I'm still working through my grieving process, which is why I'm even here right now. But I'm pretty close to done. I'm unsure when the last thread is going to snap, but that's sooner than later at this point.
I'm going to make it a point to put my whereabouts in my about so it's easy to find me, but uh. Just get ready for the fact that I'm not going to be on Tumblr anymore. Instead of happy, memeing community I am actively finding it a negative experience just to load my dashboard (I cannot stress enough, not because of any of you, but because of the site, usability, TOS enforcement changes, and a million little straws of weird policy problems) and it's causing me anxiety pretty much any time I open it.
Discord, AO3, and DreamWidth - my user is heyninja (in the order of highest to lowest probability of finding me). I haven't reopened my DW completely yet but I probably will soon, and it'll likely be half-private unless I'm posting fic or something along those lines.

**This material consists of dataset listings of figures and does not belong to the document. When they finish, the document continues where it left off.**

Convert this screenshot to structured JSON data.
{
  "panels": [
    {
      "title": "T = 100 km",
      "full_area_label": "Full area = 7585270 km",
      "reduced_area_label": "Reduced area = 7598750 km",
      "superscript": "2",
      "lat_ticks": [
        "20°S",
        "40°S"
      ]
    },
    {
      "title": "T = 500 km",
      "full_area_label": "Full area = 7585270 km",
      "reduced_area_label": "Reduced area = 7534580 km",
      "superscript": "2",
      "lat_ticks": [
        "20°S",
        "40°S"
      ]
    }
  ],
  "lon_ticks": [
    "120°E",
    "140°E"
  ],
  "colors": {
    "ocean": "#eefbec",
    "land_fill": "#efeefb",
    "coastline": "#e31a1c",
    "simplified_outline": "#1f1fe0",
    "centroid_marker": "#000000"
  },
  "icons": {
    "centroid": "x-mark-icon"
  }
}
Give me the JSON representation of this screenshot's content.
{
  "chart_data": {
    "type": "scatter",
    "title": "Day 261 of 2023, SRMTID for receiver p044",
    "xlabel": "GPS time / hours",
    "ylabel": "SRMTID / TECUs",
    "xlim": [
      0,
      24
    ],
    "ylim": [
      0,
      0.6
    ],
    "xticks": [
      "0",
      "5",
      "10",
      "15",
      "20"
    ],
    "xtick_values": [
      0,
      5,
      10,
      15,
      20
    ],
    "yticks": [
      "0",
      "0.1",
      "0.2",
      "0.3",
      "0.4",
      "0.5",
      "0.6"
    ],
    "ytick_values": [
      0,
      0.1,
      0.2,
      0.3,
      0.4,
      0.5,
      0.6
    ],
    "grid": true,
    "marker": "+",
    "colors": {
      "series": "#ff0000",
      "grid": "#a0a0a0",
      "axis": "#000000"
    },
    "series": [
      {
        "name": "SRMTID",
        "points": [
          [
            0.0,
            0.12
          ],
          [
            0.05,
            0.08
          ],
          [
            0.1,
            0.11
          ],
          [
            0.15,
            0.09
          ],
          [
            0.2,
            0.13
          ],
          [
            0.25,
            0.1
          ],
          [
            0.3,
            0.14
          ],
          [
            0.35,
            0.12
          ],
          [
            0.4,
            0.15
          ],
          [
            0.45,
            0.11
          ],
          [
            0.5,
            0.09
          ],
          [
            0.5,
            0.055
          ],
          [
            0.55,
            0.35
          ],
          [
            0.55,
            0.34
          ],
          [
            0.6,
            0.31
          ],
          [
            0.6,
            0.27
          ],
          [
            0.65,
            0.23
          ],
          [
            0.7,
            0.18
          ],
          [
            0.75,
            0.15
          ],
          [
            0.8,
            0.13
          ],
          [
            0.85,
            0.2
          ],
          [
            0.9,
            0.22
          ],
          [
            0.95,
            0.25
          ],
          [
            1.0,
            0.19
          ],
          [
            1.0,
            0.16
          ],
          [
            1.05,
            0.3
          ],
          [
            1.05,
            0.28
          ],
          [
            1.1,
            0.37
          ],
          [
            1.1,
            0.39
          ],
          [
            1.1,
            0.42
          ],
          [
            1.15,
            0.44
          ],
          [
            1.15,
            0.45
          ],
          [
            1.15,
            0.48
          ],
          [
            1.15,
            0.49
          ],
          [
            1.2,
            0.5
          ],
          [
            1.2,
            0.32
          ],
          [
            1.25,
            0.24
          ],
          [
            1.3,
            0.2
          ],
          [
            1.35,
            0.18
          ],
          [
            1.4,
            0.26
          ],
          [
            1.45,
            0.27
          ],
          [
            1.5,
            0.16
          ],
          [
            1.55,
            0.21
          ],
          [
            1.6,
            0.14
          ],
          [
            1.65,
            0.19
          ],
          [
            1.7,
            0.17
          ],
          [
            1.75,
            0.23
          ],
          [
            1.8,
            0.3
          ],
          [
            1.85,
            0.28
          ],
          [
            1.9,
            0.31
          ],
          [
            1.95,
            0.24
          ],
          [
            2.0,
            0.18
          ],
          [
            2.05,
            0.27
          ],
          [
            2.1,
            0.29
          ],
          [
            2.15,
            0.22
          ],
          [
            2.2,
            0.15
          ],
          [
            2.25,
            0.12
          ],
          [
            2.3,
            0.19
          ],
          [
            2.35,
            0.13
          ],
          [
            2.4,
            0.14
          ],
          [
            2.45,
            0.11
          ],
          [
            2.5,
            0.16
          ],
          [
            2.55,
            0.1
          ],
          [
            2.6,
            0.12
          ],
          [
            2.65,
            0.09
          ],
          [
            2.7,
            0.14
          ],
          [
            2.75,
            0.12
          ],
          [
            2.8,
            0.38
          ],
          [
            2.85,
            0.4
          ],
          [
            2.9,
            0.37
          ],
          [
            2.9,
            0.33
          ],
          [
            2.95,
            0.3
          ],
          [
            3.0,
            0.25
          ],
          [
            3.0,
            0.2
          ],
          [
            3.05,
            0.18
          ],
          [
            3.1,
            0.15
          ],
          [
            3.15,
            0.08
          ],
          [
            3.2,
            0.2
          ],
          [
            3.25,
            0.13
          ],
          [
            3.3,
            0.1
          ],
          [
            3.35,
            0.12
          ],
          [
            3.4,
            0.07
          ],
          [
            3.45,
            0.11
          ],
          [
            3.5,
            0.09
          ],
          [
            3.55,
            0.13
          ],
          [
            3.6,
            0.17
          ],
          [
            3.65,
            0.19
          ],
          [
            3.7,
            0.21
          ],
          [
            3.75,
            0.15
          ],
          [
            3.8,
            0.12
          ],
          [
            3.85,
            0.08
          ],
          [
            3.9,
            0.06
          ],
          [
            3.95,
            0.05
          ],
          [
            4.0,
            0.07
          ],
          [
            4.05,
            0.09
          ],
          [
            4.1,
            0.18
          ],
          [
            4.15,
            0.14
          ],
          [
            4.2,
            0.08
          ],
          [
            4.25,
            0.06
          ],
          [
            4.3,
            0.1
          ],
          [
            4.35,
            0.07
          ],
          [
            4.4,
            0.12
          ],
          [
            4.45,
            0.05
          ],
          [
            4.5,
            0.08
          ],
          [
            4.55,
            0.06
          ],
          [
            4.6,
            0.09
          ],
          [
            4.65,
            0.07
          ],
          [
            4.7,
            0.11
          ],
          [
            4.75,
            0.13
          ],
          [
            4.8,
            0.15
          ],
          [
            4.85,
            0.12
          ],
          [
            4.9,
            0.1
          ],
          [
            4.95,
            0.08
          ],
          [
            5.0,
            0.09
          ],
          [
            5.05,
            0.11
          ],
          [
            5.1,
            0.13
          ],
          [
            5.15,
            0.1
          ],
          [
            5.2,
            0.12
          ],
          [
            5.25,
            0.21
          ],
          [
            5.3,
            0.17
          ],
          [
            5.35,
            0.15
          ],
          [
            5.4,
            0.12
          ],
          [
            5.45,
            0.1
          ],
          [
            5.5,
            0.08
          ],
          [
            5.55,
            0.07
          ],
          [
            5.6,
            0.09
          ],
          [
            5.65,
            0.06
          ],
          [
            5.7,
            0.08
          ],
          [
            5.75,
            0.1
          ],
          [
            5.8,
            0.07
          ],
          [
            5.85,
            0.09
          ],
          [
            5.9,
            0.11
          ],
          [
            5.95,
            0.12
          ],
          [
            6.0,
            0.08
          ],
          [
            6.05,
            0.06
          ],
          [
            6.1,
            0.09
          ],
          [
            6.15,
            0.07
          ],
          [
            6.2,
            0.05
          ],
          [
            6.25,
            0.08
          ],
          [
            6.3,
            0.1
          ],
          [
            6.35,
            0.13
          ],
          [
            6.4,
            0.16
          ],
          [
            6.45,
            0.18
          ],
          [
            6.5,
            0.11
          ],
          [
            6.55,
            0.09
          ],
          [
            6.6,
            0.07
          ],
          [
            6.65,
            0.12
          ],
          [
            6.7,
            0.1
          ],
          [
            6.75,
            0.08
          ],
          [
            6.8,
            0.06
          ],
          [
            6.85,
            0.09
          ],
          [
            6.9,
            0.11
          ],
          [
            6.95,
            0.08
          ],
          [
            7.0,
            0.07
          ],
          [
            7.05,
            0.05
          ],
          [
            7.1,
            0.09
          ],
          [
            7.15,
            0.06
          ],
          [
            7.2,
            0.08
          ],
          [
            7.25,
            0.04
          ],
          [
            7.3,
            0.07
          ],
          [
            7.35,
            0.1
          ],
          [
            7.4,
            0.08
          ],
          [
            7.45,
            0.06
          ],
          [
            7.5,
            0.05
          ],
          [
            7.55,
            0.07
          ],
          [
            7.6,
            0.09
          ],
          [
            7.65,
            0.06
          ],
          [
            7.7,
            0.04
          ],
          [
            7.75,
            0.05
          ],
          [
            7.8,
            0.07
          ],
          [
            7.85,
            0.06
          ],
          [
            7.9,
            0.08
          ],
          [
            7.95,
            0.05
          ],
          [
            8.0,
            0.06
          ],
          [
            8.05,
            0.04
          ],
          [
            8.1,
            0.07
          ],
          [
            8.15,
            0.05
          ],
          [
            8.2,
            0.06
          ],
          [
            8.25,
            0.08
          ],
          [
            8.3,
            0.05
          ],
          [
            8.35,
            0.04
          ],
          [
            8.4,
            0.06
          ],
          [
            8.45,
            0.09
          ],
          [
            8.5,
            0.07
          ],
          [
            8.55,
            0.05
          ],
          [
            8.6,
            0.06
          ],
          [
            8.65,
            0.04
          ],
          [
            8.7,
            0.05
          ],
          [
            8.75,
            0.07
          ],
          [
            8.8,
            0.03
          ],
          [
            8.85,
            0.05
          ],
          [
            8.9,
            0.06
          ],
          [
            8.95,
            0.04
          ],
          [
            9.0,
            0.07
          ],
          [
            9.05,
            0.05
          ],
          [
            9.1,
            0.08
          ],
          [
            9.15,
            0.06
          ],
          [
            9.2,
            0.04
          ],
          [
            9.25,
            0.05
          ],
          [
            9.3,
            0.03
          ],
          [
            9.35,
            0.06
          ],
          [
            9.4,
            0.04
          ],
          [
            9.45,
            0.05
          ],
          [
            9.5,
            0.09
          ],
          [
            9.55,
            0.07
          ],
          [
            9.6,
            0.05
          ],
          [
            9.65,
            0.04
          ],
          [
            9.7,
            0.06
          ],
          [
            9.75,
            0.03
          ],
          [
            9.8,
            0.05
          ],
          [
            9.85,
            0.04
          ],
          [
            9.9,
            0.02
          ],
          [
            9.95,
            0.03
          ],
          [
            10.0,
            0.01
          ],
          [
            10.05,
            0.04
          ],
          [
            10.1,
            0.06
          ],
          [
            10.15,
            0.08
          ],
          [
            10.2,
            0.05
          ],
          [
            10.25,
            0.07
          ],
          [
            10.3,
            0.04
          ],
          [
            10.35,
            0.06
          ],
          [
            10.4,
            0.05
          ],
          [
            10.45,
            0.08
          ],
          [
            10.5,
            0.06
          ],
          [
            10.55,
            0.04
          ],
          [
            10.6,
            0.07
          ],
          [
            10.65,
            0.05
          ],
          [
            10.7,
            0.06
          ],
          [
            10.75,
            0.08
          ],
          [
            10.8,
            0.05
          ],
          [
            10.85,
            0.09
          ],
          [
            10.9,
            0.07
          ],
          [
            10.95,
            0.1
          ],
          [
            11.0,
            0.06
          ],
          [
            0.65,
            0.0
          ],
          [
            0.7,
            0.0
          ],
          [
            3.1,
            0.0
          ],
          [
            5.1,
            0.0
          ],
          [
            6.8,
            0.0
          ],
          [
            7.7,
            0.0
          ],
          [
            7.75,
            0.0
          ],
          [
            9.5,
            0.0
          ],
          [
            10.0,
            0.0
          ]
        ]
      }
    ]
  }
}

Sometime later, when I have the $$ for it I'm going to go back to my self-hosted blogging roots, which I'll probably make an update for so it can be found.
If anybody's got any better migratory ideas I'm all ears, but the options I'm seeing so far are pretty scattershot except for Discord.
I am tired, grieving, and getting whiplash from either being angry or being anxious. Truthfully, I don't want to sit here and watch Tumblr complete becoming the socmed Frankenstein trying to be everything to everyone, no longer actually what Tumblr used to be, while the CEO gleefully picks on individual users as if punching down makes him look cool.
Mutuals: I love you. If you have discord handles or servers you wanna throw my way, just go ahead and add me, say hey so I know it's you, toss me a join link, I will be over the moon. If you're nervous about it, throw it in my ask box or message me, I won't publish things you don't specifically say to. My gradual evaporation hasn't been because I don't care about you, or because I don't want to see your posts. But I am going away, a little bit at a time. I hope we can find a way to still grab each others' hands, but I can't stay here forever, not anymore.